From 1968 to 1978, he worked in the Attorney General's Organized Crime Unit, where he rose to chief intelligence officer and was regarded as an expert on organized crime. Working in the unit gave him access to information that could help his friend Stephen Flemmi, now a powerful figure in the Winter Hill Gang. It has been suggested, but never proven, that he accepted bribes for this information.

When Flemmi went to jail in 1999, Schneiderhan kept in touch with him and with Kevin Weeks, Bulger's deputy, who knew that Schneiderhan had done many favors for the gang.
In September 1999, Schneiderhan learned from his brother-in-law about the FBI telephone surveillance of Bulger's brothers. He informed Weeks, who in turn informed Bulger. Two months later, Weeks was arrested on racketeering charges, and he began cooperating with the authorities, which included helping to find the bodies of six gang victims and giving up Schneiderhan.

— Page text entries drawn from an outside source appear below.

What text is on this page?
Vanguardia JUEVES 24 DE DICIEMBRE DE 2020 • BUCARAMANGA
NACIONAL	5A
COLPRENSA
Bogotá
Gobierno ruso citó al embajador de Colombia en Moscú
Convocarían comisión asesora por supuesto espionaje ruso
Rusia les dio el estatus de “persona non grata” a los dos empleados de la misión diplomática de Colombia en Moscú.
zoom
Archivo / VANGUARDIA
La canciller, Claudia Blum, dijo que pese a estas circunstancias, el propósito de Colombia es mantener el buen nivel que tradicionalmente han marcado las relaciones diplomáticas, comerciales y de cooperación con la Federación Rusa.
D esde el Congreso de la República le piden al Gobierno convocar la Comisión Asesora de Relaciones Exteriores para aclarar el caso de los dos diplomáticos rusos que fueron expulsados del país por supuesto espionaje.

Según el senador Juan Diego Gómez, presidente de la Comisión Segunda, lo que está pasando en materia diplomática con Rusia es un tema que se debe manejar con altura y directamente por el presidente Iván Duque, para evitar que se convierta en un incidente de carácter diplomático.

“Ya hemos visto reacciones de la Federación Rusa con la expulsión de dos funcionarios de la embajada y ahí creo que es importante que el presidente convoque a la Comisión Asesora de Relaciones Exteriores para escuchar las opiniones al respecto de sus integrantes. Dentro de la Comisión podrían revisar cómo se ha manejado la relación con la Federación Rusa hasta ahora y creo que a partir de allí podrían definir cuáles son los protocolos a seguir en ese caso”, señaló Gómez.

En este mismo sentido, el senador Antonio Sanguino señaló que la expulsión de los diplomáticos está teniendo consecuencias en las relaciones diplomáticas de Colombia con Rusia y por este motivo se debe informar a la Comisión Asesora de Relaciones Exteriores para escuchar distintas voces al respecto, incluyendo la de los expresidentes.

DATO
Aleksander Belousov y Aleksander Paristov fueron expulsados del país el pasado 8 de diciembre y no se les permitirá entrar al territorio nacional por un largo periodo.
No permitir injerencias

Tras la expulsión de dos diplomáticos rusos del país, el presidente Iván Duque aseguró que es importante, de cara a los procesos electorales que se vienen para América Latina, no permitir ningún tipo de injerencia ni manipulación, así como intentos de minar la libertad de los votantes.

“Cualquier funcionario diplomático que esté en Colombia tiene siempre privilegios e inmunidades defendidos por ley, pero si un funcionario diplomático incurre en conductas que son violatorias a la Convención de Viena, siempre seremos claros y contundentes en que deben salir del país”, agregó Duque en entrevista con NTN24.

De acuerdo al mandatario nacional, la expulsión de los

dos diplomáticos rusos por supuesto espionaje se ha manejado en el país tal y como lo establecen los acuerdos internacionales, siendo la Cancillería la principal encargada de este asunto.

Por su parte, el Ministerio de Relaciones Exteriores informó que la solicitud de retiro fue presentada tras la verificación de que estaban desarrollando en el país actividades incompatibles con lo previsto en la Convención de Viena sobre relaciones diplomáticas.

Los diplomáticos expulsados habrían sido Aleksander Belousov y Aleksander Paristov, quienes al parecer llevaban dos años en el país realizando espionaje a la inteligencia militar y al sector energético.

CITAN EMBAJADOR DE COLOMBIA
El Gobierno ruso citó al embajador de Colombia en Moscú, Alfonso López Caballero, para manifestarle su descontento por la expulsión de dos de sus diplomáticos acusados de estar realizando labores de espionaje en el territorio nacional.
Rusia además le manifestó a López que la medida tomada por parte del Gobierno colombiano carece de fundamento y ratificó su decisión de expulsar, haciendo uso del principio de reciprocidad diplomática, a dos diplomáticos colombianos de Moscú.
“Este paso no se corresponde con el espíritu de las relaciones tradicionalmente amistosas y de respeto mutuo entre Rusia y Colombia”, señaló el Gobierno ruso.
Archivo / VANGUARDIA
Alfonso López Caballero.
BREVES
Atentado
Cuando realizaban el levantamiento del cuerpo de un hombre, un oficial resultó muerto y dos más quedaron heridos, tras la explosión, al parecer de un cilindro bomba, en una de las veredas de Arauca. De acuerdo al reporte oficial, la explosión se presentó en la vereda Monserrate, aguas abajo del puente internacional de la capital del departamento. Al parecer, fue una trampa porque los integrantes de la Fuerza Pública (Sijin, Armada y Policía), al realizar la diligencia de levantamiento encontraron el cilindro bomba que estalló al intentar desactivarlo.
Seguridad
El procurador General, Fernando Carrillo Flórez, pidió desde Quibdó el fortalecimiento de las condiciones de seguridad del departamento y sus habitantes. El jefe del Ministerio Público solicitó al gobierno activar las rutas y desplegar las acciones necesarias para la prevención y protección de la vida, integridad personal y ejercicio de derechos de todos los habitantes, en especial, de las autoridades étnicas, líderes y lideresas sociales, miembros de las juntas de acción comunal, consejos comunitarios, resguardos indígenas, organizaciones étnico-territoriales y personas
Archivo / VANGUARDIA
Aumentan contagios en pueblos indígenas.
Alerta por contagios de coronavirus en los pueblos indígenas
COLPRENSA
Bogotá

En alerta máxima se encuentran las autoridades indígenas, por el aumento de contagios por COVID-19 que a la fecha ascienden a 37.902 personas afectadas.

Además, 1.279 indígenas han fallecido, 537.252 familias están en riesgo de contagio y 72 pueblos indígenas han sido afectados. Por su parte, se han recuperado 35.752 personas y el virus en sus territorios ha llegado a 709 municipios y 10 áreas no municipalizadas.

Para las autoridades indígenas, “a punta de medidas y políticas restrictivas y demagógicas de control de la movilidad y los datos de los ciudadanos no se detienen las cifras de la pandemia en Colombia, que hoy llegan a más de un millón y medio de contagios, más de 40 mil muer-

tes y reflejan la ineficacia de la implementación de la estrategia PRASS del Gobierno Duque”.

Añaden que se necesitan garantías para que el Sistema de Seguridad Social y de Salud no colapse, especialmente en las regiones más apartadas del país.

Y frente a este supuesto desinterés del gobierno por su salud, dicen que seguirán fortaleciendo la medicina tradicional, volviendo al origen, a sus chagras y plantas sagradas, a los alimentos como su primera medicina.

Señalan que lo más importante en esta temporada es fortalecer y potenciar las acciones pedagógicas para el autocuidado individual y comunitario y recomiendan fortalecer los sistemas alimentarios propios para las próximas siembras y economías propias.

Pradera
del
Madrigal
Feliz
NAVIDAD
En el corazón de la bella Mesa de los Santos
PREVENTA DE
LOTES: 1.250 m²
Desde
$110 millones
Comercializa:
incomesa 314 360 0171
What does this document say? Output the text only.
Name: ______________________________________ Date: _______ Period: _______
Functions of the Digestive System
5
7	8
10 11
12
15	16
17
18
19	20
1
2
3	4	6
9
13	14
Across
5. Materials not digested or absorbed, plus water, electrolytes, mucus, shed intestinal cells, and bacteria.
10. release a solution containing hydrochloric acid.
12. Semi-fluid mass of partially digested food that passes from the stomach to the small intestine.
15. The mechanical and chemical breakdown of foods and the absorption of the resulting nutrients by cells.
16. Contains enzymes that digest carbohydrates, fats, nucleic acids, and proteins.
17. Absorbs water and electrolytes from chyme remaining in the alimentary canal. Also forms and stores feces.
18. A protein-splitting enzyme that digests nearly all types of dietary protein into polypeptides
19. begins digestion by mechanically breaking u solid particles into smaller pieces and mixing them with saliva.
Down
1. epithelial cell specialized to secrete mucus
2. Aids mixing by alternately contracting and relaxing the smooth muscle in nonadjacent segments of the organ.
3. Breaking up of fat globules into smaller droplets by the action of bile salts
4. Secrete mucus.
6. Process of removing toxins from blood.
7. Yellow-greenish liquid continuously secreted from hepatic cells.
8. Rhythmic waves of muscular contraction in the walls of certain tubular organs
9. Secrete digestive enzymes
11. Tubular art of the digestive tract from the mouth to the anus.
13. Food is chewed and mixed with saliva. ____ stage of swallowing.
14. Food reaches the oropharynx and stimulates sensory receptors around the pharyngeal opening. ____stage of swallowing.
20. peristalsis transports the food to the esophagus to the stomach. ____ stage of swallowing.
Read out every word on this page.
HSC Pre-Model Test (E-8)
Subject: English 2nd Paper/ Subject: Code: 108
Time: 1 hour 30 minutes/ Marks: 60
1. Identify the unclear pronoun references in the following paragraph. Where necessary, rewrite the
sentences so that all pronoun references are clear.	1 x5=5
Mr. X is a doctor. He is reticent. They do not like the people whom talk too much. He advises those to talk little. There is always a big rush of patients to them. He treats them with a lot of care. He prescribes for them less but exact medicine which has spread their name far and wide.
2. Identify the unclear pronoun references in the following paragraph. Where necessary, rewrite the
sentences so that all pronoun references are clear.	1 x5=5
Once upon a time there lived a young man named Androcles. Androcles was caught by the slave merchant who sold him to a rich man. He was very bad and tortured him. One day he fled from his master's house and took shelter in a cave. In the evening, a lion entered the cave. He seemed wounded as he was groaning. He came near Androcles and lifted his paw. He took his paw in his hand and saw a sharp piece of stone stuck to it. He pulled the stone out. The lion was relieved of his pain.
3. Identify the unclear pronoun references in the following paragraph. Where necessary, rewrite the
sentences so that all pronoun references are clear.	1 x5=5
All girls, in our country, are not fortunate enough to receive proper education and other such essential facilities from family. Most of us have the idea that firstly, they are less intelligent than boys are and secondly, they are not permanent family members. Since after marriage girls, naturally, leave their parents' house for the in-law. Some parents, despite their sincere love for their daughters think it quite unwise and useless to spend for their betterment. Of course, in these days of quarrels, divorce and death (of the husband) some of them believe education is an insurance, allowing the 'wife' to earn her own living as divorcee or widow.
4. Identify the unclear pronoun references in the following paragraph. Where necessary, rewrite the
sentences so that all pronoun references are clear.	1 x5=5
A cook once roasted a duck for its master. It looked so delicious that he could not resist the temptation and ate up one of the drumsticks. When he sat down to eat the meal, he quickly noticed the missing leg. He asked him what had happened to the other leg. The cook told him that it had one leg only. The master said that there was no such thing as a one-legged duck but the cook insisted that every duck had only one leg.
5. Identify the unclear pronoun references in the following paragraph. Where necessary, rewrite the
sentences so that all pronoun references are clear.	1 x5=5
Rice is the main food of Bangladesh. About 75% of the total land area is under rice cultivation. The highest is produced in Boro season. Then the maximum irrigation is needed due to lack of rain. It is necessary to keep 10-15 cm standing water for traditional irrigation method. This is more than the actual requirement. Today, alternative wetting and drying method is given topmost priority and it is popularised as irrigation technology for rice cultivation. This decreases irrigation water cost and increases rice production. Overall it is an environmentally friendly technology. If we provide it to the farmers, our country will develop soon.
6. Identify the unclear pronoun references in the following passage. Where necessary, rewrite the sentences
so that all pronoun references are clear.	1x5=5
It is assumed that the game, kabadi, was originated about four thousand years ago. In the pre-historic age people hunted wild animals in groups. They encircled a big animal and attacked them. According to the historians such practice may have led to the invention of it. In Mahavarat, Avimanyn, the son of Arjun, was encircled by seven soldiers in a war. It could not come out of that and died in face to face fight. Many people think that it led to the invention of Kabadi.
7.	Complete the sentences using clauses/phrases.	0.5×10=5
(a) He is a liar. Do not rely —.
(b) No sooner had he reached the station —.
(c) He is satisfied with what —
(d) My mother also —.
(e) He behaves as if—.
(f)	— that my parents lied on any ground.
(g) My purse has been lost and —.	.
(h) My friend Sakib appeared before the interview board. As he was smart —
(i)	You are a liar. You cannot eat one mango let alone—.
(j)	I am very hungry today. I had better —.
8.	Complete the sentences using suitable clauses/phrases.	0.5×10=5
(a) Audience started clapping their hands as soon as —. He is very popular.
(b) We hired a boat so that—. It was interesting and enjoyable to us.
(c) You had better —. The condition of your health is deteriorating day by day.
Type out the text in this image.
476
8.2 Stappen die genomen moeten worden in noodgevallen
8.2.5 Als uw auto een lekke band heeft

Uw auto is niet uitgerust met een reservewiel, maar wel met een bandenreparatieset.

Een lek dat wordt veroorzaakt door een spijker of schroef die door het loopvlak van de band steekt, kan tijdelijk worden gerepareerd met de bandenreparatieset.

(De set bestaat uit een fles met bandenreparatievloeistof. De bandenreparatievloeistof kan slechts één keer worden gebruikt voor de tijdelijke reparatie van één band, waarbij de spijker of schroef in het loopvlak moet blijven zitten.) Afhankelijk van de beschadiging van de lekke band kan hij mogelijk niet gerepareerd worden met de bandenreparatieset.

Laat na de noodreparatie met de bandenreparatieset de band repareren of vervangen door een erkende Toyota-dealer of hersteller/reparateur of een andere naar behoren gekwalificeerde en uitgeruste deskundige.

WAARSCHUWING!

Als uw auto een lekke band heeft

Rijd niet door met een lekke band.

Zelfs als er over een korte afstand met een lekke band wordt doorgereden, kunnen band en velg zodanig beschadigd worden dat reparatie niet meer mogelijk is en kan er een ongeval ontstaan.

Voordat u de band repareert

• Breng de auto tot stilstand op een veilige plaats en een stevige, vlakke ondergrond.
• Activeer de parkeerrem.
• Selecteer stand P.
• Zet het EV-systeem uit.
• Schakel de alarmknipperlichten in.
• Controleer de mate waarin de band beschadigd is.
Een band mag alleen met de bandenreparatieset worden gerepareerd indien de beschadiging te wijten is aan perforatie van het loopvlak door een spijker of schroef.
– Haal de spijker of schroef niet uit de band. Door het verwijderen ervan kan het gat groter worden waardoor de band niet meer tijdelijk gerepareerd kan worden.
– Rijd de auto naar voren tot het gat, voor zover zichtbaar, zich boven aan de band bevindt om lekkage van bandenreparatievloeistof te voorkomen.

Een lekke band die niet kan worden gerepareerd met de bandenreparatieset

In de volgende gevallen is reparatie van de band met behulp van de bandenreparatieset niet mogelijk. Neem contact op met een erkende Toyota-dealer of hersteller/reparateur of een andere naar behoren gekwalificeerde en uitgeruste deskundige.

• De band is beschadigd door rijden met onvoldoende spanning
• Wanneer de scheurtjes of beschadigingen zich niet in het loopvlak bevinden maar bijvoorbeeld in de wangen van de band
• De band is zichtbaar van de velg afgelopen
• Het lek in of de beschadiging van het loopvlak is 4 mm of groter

Schneiderhan was called to testify before grand jury corruption hearings because of his relationship with Flemmi and the Winter Hill Gang. In letters to his son Eric, he had written that if he ever got into a jam with the law he should contact "Paul". When Eric told the grand jury he wasn't sure if "Paul" was his father's code name for Flemmi, he was indicted for perjury, but found not guilty at trial.

On March 19, 2003, Schneiderhan was convicted of conspiracy and obstruction of justice.
His two co-defendants, his brother-in-law and niece, pleaded guilty for their roles in warning of the FBI telephone surveillance and were sentenced to one year of custody.
Schneiderhan was remanded to the Federal Correctional Complex in Butner, North Carolina. He was released on October 4, 2006, and lived in Holbrook, Massachusetts.

In August 2003, the Massachusetts State Board of Retirement ruled that the disability pension Schneiderhan began receiving when he retired in 1984 should continue because he was no longer a member of the state police when he committed his crimes.

On September 16, 2015, Schneiderhan died at his home in Holbrook, Massachusetts.